Statesman and Demagogue.
On one side is a statesman preaching patience, respect for vested rights, strict observance of public faith; on the other is a demagogue, ranting about the tyranny of the capitalists and usurers, and asking why anybody should be permitted to drink champagne and to ride in a carriage while thousands of honest folk are in want of necessaries.
Which of the two candidates is likely to be preferred by a workman who hears his children cry for bread?
I seriously apprehend you will, in some such season of adversity as I have described, do things that will prevent prosperity from returning; that you will act like people who should, in a season of scarcity, devour all the seed-corn, and thus make the next year not one of scarcity, but of absolute famine.
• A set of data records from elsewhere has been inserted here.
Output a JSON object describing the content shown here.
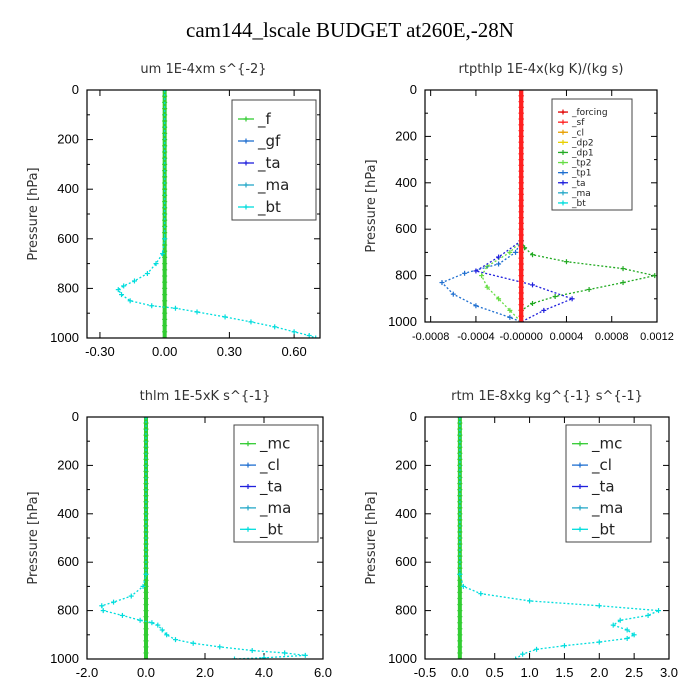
{
  "figure": {
    "title": "cam144_lscale  BUDGET at260E,-28N"
  },
  "colors": {
    "f": "#33cc33",
    "gf": "#1f6fd0",
    "ta": "#2020dd",
    "ma": "#26a8c8",
    "bt": "#00dddd",
    "mc": "#33cc33",
    "cl": "#1f6fd0",
    "forcing": "#e00000",
    "sf": "#ff2020",
    "cl_small": "#e8a000",
    "dp2": "#e8d000",
    "dp1": "#22aa22",
    "tp2": "#66dd44",
    "tp1": "#1f6fd0",
    "ta_small": "#2020dd",
    "ma_small": "#26a8c8",
    "bt_small": "#00dddd"
  },
  "chart_data": [
    {
      "type": "line",
      "title": "um   1E-4xm  s^{-2}",
      "ylabel": "Pressure [hPa]",
      "xlim": [
        -0.36,
        0.72
      ],
      "ylim": [
        1000,
        0
      ],
      "xticks": [
        -0.3,
        0.0,
        0.3,
        0.6
      ],
      "xtick_labels": [
        "-0.30",
        "0.00",
        "0.30",
        "0.60"
      ],
      "yticks": [
        0,
        200,
        400,
        600,
        800,
        1000
      ],
      "ytick_labels": [
        "0",
        "200",
        "400",
        "600",
        "800",
        "1000"
      ],
      "legend": {
        "position": "top-right",
        "style": "large",
        "entries": [
          "_f",
          "_gf",
          "_ta",
          "_ma",
          "_bt"
        ]
      },
      "series": [
        {
          "key": "f",
          "name": "_f",
          "points": [
            [
              0,
              0
            ],
            [
              0,
              1000
            ]
          ]
        },
        {
          "key": "bt",
          "name": "_bt",
          "points": [
            [
              0,
              0
            ],
            [
              0,
              600
            ],
            [
              -0.01,
              660
            ],
            [
              -0.04,
              700
            ],
            [
              -0.08,
              740
            ],
            [
              -0.14,
              770
            ],
            [
              -0.19,
              790
            ],
            [
              -0.215,
              805
            ],
            [
              -0.2,
              825
            ],
            [
              -0.16,
              850
            ],
            [
              -0.06,
              870
            ],
            [
              0.05,
              880
            ],
            [
              0.15,
              895
            ],
            [
              0.28,
              915
            ],
            [
              0.4,
              935
            ],
            [
              0.51,
              955
            ],
            [
              0.6,
              975
            ],
            [
              0.67,
              990
            ],
            [
              0.7,
              1000
            ]
          ]
        }
      ]
    },
    {
      "type": "line",
      "title": "rtpthlp   1E-4x(kg K)/(kg s)",
      "ylabel": "Pressure [hPa]",
      "xlim": [
        -0.00085,
        0.0012
      ],
      "ylim": [
        1000,
        0
      ],
      "xticks": [
        -0.0008,
        -0.0004,
        0.0,
        0.0004,
        0.0008,
        0.0012
      ],
      "xtick_labels": [
        "-0.0008",
        "-0.0004",
        "-0.00000",
        "0.0004",
        "0.0008",
        "0.0012"
      ],
      "yticks": [
        0,
        200,
        400,
        600,
        800,
        1000
      ],
      "ytick_labels": [
        "0",
        "200",
        "400",
        "600",
        "800",
        "1000"
      ],
      "legend": {
        "position": "top-right",
        "style": "small",
        "entries": [
          "_forcing",
          "_sf",
          "_cl",
          "_dp2",
          "_dp1",
          "_tp2",
          "_tp1",
          "_ta",
          "_ma",
          "_bt"
        ]
      },
      "series": [
        {
          "key": "forcing",
          "name": "_forcing",
          "points": [
            [
              0,
              0
            ],
            [
              0,
              1000
            ]
          ]
        },
        {
          "key": "dp1",
          "name": "_dp1",
          "points": [
            [
              0,
              650
            ],
            [
              3e-05,
              680
            ],
            [
              0.0001,
              710
            ],
            [
              0.0004,
              740
            ],
            [
              0.0009,
              770
            ],
            [
              0.00118,
              800
            ],
            [
              0.0009,
              830
            ],
            [
              0.0006,
              860
            ],
            [
              0.0003,
              890
            ],
            [
              0.0001,
              920
            ],
            [
              0.0,
              950
            ],
            [
              0.0,
              1000
            ]
          ]
        },
        {
          "key": "tp2",
          "name": "_tp2",
          "points": [
            [
              0,
              650
            ],
            [
              -0.0001,
              700
            ],
            [
              -0.0003,
              760
            ],
            [
              -0.00035,
              800
            ],
            [
              -0.0003,
              850
            ],
            [
              -0.0002,
              900
            ],
            [
              -0.0001,
              950
            ],
            [
              0,
              1000
            ]
          ]
        },
        {
          "key": "tp1",
          "name": "_tp1",
          "points": [
            [
              0,
              650
            ],
            [
              -5e-05,
              700
            ],
            [
              -0.0002,
              750
            ],
            [
              -0.0005,
              790
            ],
            [
              -0.0007,
              830
            ],
            [
              -0.0006,
              880
            ],
            [
              -0.0004,
              930
            ],
            [
              -0.0001,
              980
            ],
            [
              0,
              1000
            ]
          ]
        },
        {
          "key": "ta_small",
          "name": "_ta",
          "points": [
            [
              0,
              650
            ],
            [
              -0.0002,
              720
            ],
            [
              -0.0004,
              780
            ],
            [
              0.0001,
              840
            ],
            [
              0.00045,
              900
            ],
            [
              0.0002,
              950
            ],
            [
              0,
              1000
            ]
          ]
        },
        {
          "key": "sf",
          "name": "_sf",
          "points": [
            [
              0,
              0
            ],
            [
              0,
              1000
            ]
          ]
        }
      ]
    },
    {
      "type": "line",
      "title": "thlm   1E-5xK  s^{-1}",
      "ylabel": "Pressure [hPa]",
      "xlim": [
        -2.0,
        6.0
      ],
      "ylim": [
        1000,
        0
      ],
      "xticks": [
        -2.0,
        0.0,
        2.0,
        4.0,
        6.0
      ],
      "xtick_labels": [
        "-2.0",
        "0.0",
        "2.0",
        "4.0",
        "6.0"
      ],
      "yticks": [
        0,
        200,
        400,
        600,
        800,
        1000
      ],
      "ytick_labels": [
        "0",
        "200",
        "400",
        "600",
        "800",
        "1000"
      ],
      "legend": {
        "position": "top-right",
        "style": "large",
        "entries": [
          "_mc",
          "_cl",
          "_ta",
          "_ma",
          "_bt"
        ]
      },
      "series": [
        {
          "key": "mc",
          "name": "_mc",
          "points": [
            [
              0,
              0
            ],
            [
              0,
              1000
            ]
          ]
        },
        {
          "key": "bt",
          "name": "_bt",
          "points": [
            [
              0,
              0
            ],
            [
              0,
              650
            ],
            [
              -0.1,
              700
            ],
            [
              -0.5,
              740
            ],
            [
              -1.1,
              765
            ],
            [
              -1.5,
              780
            ],
            [
              -1.45,
              800
            ],
            [
              -0.8,
              820
            ],
            [
              -0.2,
              840
            ],
            [
              0.2,
              850
            ],
            [
              0.4,
              860
            ],
            [
              0.55,
              880
            ],
            [
              0.7,
              900
            ],
            [
              1.0,
              920
            ],
            [
              1.6,
              935
            ],
            [
              2.5,
              950
            ],
            [
              3.6,
              965
            ],
            [
              4.7,
              975
            ],
            [
              5.4,
              985
            ],
            [
              4.0,
              995
            ],
            [
              3.0,
              1000
            ]
          ]
        }
      ]
    },
    {
      "type": "line",
      "title": "rtm   1E-8xkg  kg^{-1}  s^{-1}",
      "ylabel": "Pressure [hPa]",
      "xlim": [
        -0.5,
        3.0
      ],
      "ylim": [
        1000,
        0
      ],
      "xticks": [
        -0.5,
        0.0,
        0.5,
        1.0,
        1.5,
        2.0,
        2.5,
        3.0
      ],
      "xtick_labels": [
        "-0.5",
        "0.0",
        "0.5",
        "1.0",
        "1.5",
        "2.0",
        "2.5",
        "3.0"
      ],
      "yticks": [
        0,
        200,
        400,
        600,
        800,
        1000
      ],
      "ytick_labels": [
        "0",
        "200",
        "400",
        "600",
        "800",
        "1000"
      ],
      "legend": {
        "position": "top-right",
        "style": "large",
        "entries": [
          "_mc",
          "_cl",
          "_ta",
          "_ma",
          "_bt"
        ]
      },
      "series": [
        {
          "key": "mc",
          "name": "_mc",
          "points": [
            [
              0,
              0
            ],
            [
              0,
              1000
            ]
          ]
        },
        {
          "key": "bt",
          "name": "_bt",
          "points": [
            [
              0,
              0
            ],
            [
              0,
              650
            ],
            [
              0.05,
              700
            ],
            [
              0.3,
              730
            ],
            [
              1.0,
              760
            ],
            [
              2.0,
              780
            ],
            [
              2.85,
              800
            ],
            [
              2.7,
              820
            ],
            [
              2.3,
              840
            ],
            [
              2.2,
              860
            ],
            [
              2.4,
              880
            ],
            [
              2.5,
              900
            ],
            [
              2.4,
              915
            ],
            [
              2.0,
              930
            ],
            [
              1.5,
              945
            ],
            [
              1.1,
              960
            ],
            [
              0.9,
              980
            ],
            [
              0.8,
              1000
            ]
          ]
        }
      ]
    }
  ]
}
There will be, I fear, spoliation. The spoliation will increase the distress. The distress will produce fresh spoliation. There is nothing to stop you. Your Constitution is all sail and no anchor. As I said before, when a society has entered on its downward progress, either civilization or liberty must perish. Either some Cæsar or Napoleon will seize the reins of government with a strong hand or your republic will be as fearfully plundered and laid waste by barbarians in the twentieth century as the Roman Empire was in the fifth.
Curious that Macaulay's fears for America should not have been felt by Americans themselves until now. Even to-day, when in some degree the symptoms he described a half century ago are making their appearance, the American people is more interested in the situation than alarmed by it; for the Americans, like the English, rely with confidence upon the Anglo-Saxon genius for working things out.